Salah satu topik yang kompleks dan kontroversial dalam teologi Islam adalah ru’yatullah (melihat Allah). Perdebatan mengenai topik ini telah berlangsung sejak masa awal Islam dan terus berlanjut hingga saat ini. Pemahaman tentang ru’yatullah dalam kehidupan umat Muslim berbeda-beda antara satu kelompok dengan kelompok lainnya.
Sunni dan Muktazilah merupakan dua kelmpok besar yang memiliki pandangan yang saling bertolak belakang mengenai ru’yatullah. Sunni, sebagai kelompok mayoritas, meyakini bahwa orang-orang beriman akan melihat Allah di akhirat. Sementara itu, Muktazilah, mereka berpendapat bahwa Allah bersifat transenden dan tidak dapat diindera oleh manusia yang terbatas.
Tulisan ini bertujuan untuk mengkaji secara mendalam perspektif Sunni dan Muktazilah mengenai ru’yatullah. Pembahasan akan mencakup argumen-argumen teologis dan filosofis yang mendasari masing-masing pandangan, serta implikasi dari perbedaan pandangan tersebut terhadap pemahaman tentang sifat Allah dan hubungan-Nya dengan manusia.
Definisi Ru’yatullah
Ru’yatullah berasal dari kata Ru’yah dan Allah, ru’yah secara bahasa berarti melihat berasal dari kata ra’ā-yarā-ru’yah yaitu melihat dengan mata kepala ataupun mata telanjang (Munawwir, 2002: 460). Kata ru’yah merupakan melihat yang bersifat wujudī (pasti keberadaanya), oleh karena itu Allah lah yang paling berhak untuk dilihat karena wujud-Nya paling sempurna dari semua wujud yang ada (Ibnu qayyim, 2004: 127).
Lafadz ru’yah memiliki makna melihat dengan objek yang dilihat dari arah yang saling berhadapan dan itu dibarengi dengan adanya sikap mengerti akan objek tersebut (Hisyam Thalbah, 2009: 314). Dalam tulisannya Ibnu Faris mendefinisikan kata ru’yah dengan arti melihat yakni melihat dengan mata atau pandangan (Ahmad bin faris, 1979: 472).
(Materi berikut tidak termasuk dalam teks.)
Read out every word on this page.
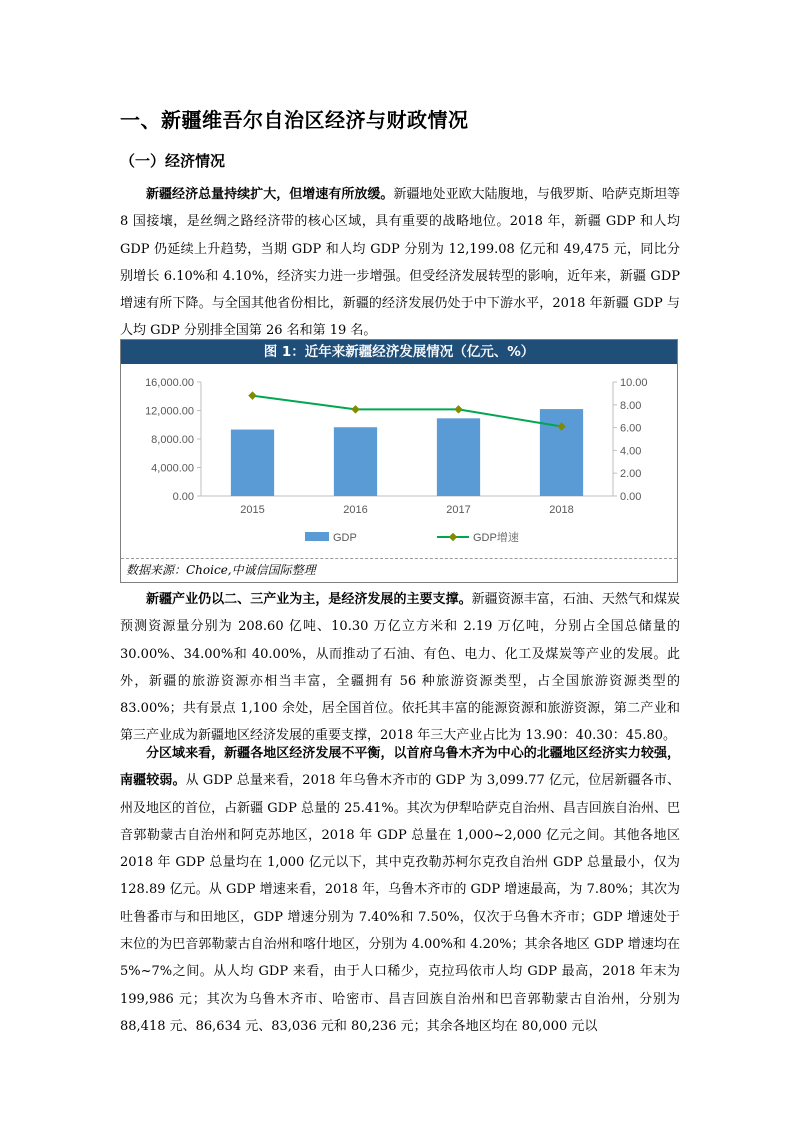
一、新疆维吾尔自治区经济与财政情况
（一）经济情况

新疆经济总量持续扩大，但增速有所放缓。新疆地处亚欧大陆腹地，与俄罗斯、哈萨克斯坦等 8 国接壤，是丝绸之路经济带的核心区域，具有重要的战略地位。2018 年，新疆 GDP 和人均 GDP 仍延续上升趋势，当期 GDP 和人均 GDP 分别为 12,199.08 亿元和 49,475 元，同比分别增长 6.10%和 4.10%，经济实力进一步增强。但受经济发展转型的影响，近年来，新疆 GDP 增速有所下降。与全国其他省份相比，新疆的经济发展仍处于中下游水平，2018 年新疆 GDP 与人均 GDP 分别排全国第 26 名和第 19 名。

图 1：近年来新疆经济发展情况（亿元、%）
0.00
4,000.00
8,000.00
12,000.00
16,000.00
0.00
2.00
4.00
6.00
8.00
10.00
2015	2016	2017	2018
GDP	GDP增速
数据来源：Choice,中诚信国际整理

新疆产业仍以二、三产业为主，是经济发展的主要支撑。新疆资源丰富，石油、天然气和煤炭预测资源量分别为 208.60 亿吨、10.30 万亿立方米和 2.19 万亿吨，分别占全国总储量的 30.00%、34.00%和 40.00%，从而推动了石油、有色、电力、化工及煤炭等产业的发展。此外，新疆的旅游资源亦相当丰富，全疆拥有 56 种旅游资源类型，占全国旅游资源类型的 83.00%；共有景点 1,100 余处，居全国首位。依托其丰富的能源资源和旅游资源，第二产业和第三产业成为新疆地区经济发展的重要支撑，2018 年三大产业占比为 13.90：40.30：45.80。

分区域来看，新疆各地区经济发展不平衡，以首府乌鲁木齐为中心的北疆地区经济实力较强，南疆较弱。从 GDP 总量来看，2018 年乌鲁木齐市的 GDP 为 3,099.77 亿元，位居新疆各市、州及地区的首位，占新疆 GDP 总量的 25.41%。其次为伊犁哈萨克自治州、昌吉回族自治州、巴音郭勒蒙古自治州和阿克苏地区，2018 年 GDP 总量在 1,000~2,000 亿元之间。其他各地区 2018 年 GDP 总量均在 1,000 亿元以下，其中克孜勒苏柯尔克孜自治州 GDP 总量最小，仅为 128.89 亿元。从 GDP 增速来看，2018 年，乌鲁木齐市的 GDP 增速最高，为 7.80%；其次为吐鲁番市与和田地区，GDP 增速分别为 7.40%和 7.50%，仅次于乌鲁木齐市；GDP 增速处于末位的为巴音郭勒蒙古自治州和喀什地区，分别为 4.00%和 4.20%；其余各地区 GDP 增速均在 5%~7%之间。从人均 GDP 来看，由于人口稀少，克拉玛依市人均 GDP 最高，2018 年末为 199,986 元；其次为乌鲁木齐市、哈密市、昌吉回族自治州和巴音郭勒蒙古自治州，分别为 88,418 元、86,634 元、83,036 元和 80,236 元；其余各地区均在 80,000 元以
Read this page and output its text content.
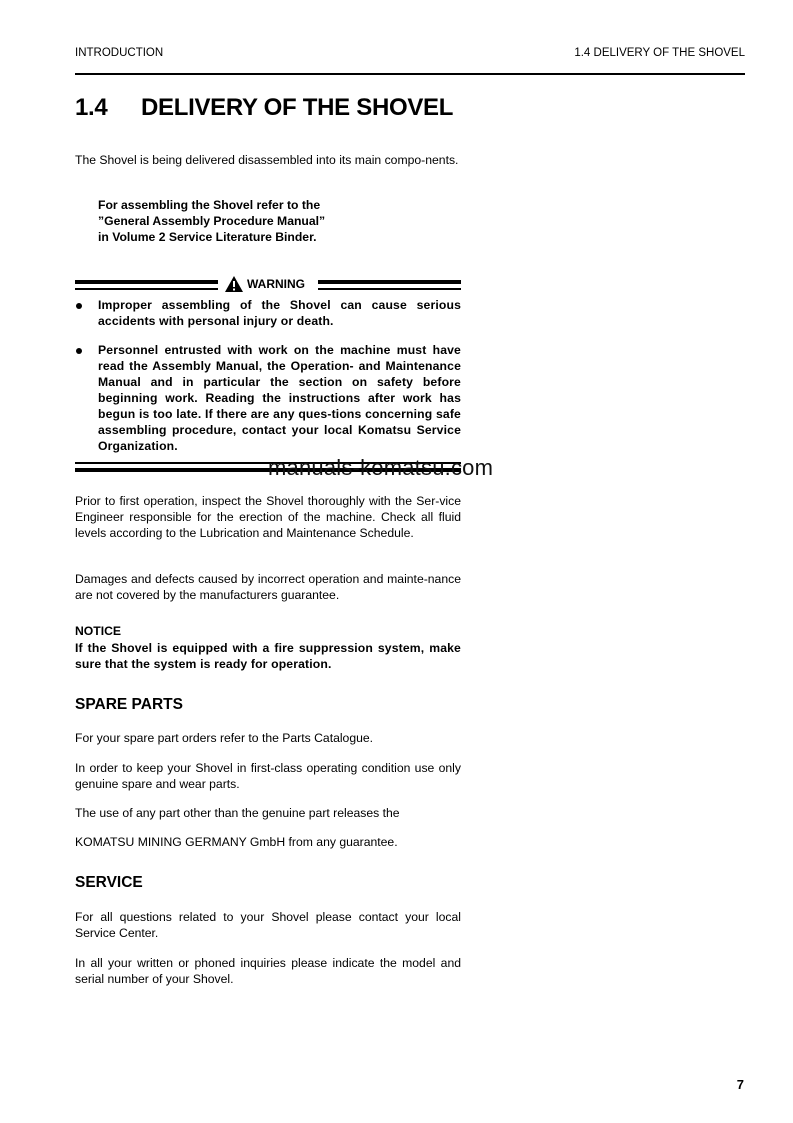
INTRODUCTION	1.4 DELIVERY OF THE SHOVEL
1.4 DELIVERY OF THE SHOVEL

The Shovel is being delivered disassembled into its main compo-nents.

For assembling the Shovel refer to the
”General Assembly Procedure Manual”
in Volume 2 Service Literature Binder.
WARNING
Improper assembling of the Shovel can cause serious accidents with personal injury or death.
Personnel entrusted with work on the machine must have read the Assembly Manual, the Operation- and Maintenance Manual and in particular the section on safety before beginning work. Reading the instructions after work has begun is too late. If there are any ques-tions concerning safe assembling procedure, contact your local Komatsu Service Organization.
manuals-komatsu.com

Prior to first operation, inspect the Shovel thoroughly with the Ser-vice Engineer responsible for the erection of the machine. Check all fluid levels according to the Lubrication and Maintenance Schedule.

Damages and defects caused by incorrect operation and mainte-nance are not covered by the manufacturers guarantee.

NOTICE

If the Shovel is equipped with a fire suppression system, make sure that the system is ready for operation.

SPARE PARTS

For your spare part orders refer to the Parts Catalogue.

In order to keep your Shovel in first-class operating condition use only genuine spare and wear parts.

The use of any part other than the genuine part releases the

KOMATSU MINING GERMANY GmbH from any guarantee.

SERVICE

For all questions related to your Shovel please contact your local Service Center.

In all your written or phoned inquiries please indicate the model and serial number of your Shovel.

7
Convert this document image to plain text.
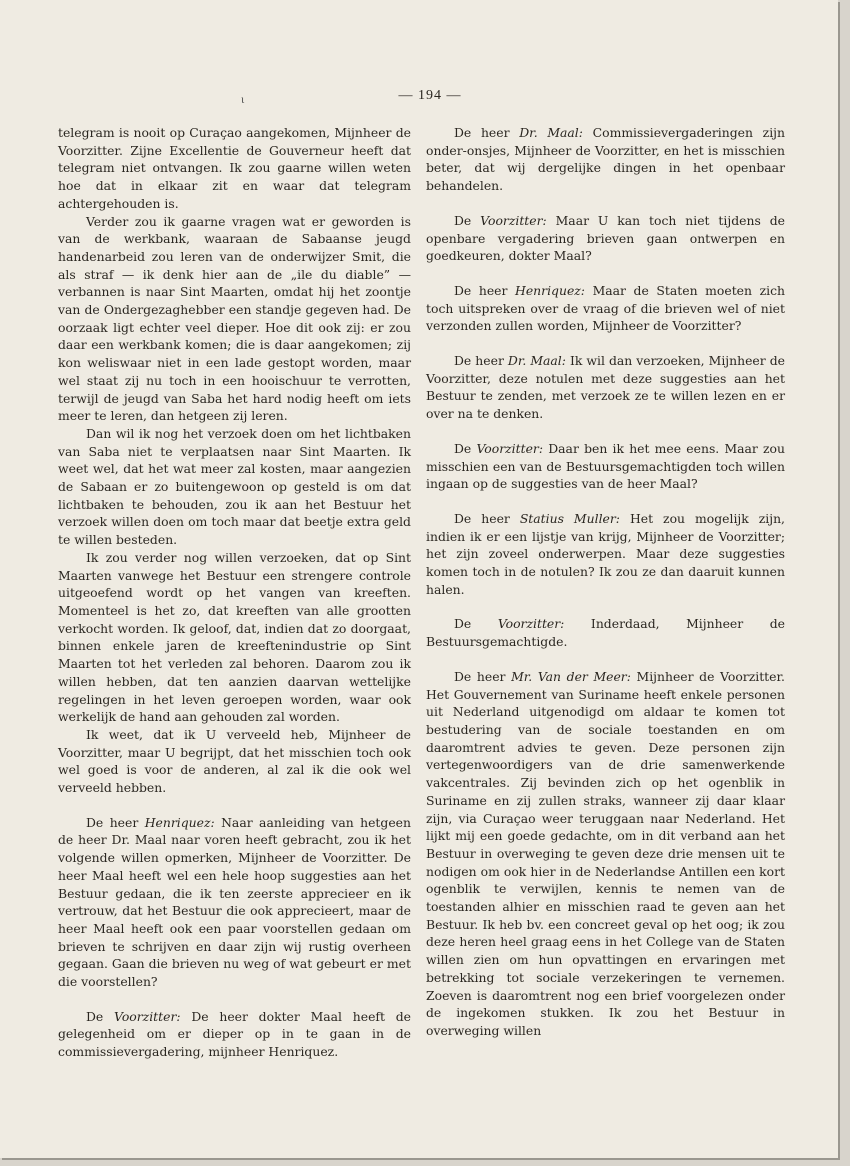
ι	— 194 —

telegram is nooit op Curaçao aangekomen, Mijnheer de Voorzitter. Zijne Excellentie de Gouverneur heeft dat telegram niet ontvangen. Ik zou gaarne willen weten hoe dat in elkaar zit en waar dat telegram achtergehouden is.

Verder zou ik gaarne vragen wat er geworden is van de werkbank, waaraan de Sabaanse jeugd handenarbeid zou leren van de onderwijzer Smit, die als straf — ik denk hier aan de „ile du diable” — verbannen is naar Sint Maarten, omdat hij het zoontje van de Ondergezaghebber een standje gegeven had. De oorzaak ligt echter veel dieper. Hoe dit ook zij: er zou daar een werkbank komen; die is daar aangekomen; zij kon weliswaar niet in een lade gestopt worden, maar wel staat zij nu toch in een hooischuur te verrotten, terwijl de jeugd van Saba het hard nodig heeft om iets meer te leren, dan hetgeen zij leren.

Dan wil ik nog het verzoek doen om het lichtbaken van Saba niet te verplaatsen naar Sint Maarten. Ik weet wel, dat het wat meer zal kosten, maar aangezien de Sabaan er zo buitengewoon op gesteld is om dat lichtbaken te behouden, zou ik aan het Bestuur het verzoek willen doen om toch maar dat beetje extra geld te willen besteden.

Ik zou verder nog willen verzoeken, dat op Sint Maarten vanwege het Bestuur een strengere controle uitgeoefend wordt op het vangen van kreeften. Momenteel is het zo, dat kreeften van alle grootten verkocht worden. Ik geloof, dat, indien dat zo doorgaat, binnen enkele jaren de kreeftenindustrie op Sint Maarten tot het verleden zal behoren. Daarom zou ik willen hebben, dat ten aanzien daarvan wettelijke regelingen in het leven geroepen worden, waar ook werkelijk de hand aan gehouden zal worden.

Ik weet, dat ik U verveeld heb, Mijnheer de Voorzitter, maar U begrijpt, dat het misschien toch ook wel goed is voor de anderen, al zal ik die ook wel verveeld hebben.

De heer Henriquez: Naar aanleiding van hetgeen de heer Dr. Maal naar voren heeft gebracht, zou ik het volgende willen opmerken, Mijnheer de Voorzitter. De heer Maal heeft wel een hele hoop suggesties aan het Bestuur gedaan, die ik ten zeerste apprecieer en ik vertrouw, dat het Bestuur die ook apprecieert, maar de heer Maal heeft ook een paar voorstellen gedaan om brieven te schrijven en daar zijn wij rustig overheen gegaan. Gaan die brieven nu weg of wat gebeurt er met die voorstellen?

De Voorzitter: De heer dokter Maal heeft de gelegenheid om er dieper op in te gaan in de commissievergadering, mijnheer Henriquez.

De heer Dr. Maal: Commissievergaderingen zijn onder-onsjes, Mijnheer de Voorzitter, en het is misschien beter, dat wij dergelijke dingen in het openbaar behandelen.

De Voorzitter: Maar U kan toch niet tijdens de openbare vergadering brieven gaan ontwerpen en goedkeuren, dokter Maal?

De heer Henriquez: Maar de Staten moeten zich toch uitspreken over de vraag of die brieven wel of niet verzonden zullen worden, Mijnheer de Voorzitter?

De heer Dr. Maal: Ik wil dan verzoeken, Mijnheer de Voorzitter, deze notulen met deze suggesties aan het Bestuur te zenden, met verzoek ze te willen lezen en er over na te denken.

De Voorzitter: Daar ben ik het mee eens. Maar zou misschien een van de Bestuursgemachtigden toch willen ingaan op de suggesties van de heer Maal?

De heer Statius Muller: Het zou mogelijk zijn, indien ik er een lijstje van krijg, Mijnheer de Voorzitter; het zijn zoveel onderwerpen. Maar deze suggesties komen toch in de notulen? Ik zou ze dan daaruit kunnen halen.

De Voorzitter: Inderdaad, Mijnheer de Bestuursgemachtigde.

De heer Mr. Van der Meer: Mijnheer de Voorzitter. Het Gouvernement van Suriname heeft enkele personen uit Nederland uitgenodigd om aldaar te komen tot bestudering van de sociale toestanden en om daaromtrent advies te geven. Deze personen zijn vertegenwoordigers van de drie samenwerkende vakcentrales. Zij bevinden zich op het ogenblik in Suriname en zij zullen straks, wanneer zij daar klaar zijn, via Curaçao weer teruggaan naar Nederland. Het lijkt mij een goede gedachte, om in dit verband aan het Bestuur in overweging te geven deze drie mensen uit te nodigen om ook hier in de Nederlandse Antillen een kort ogenblik te verwijlen, kennis te nemen van de toestanden alhier en misschien raad te geven aan het Bestuur. Ik heb bv. een concreet geval op het oog; ik zou deze heren heel graag eens in het College van de Staten willen zien om hun opvattingen en ervaringen met betrekking tot sociale verzekeringen te vernemen. Zoeven is daaromtrent nog een brief voorgelezen onder de ingekomen stukken. Ik zou het Bestuur in overweging willen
Ru’yatullah merupakan salah satu anugerah terbesar bagi orang-orang yang beriman di akhirat, dikarenakan mereka dapat menyaksikan Allah dengan cara yang sesuai dengan kebesaran dan keagungan-Nya, tanpa menyerupai penglihatan di dunia. Secara teologis, Ru’yatullah menggambarkan puncak hubungan antara hamba dan Tuhannya dengan penuh keikhlasan demi mencapai keridhaan-Nya.
Konsep ini didasarkan pada sejumlah ayat Al-Qur’an, seperti dalam Surah Al-Qiyamah: 22-23 serta hadits Nabi yang menggambarkan wajah orang-orang beriman berseri-seri melihat Tuhan mereka. Namun, penglihatan ini tidak bersifat fisik seperti manusia melihat objek di dunia, melainkan sebuah pengalaman yang transenden dan hanya Allah yang mengetahui hakikatnya.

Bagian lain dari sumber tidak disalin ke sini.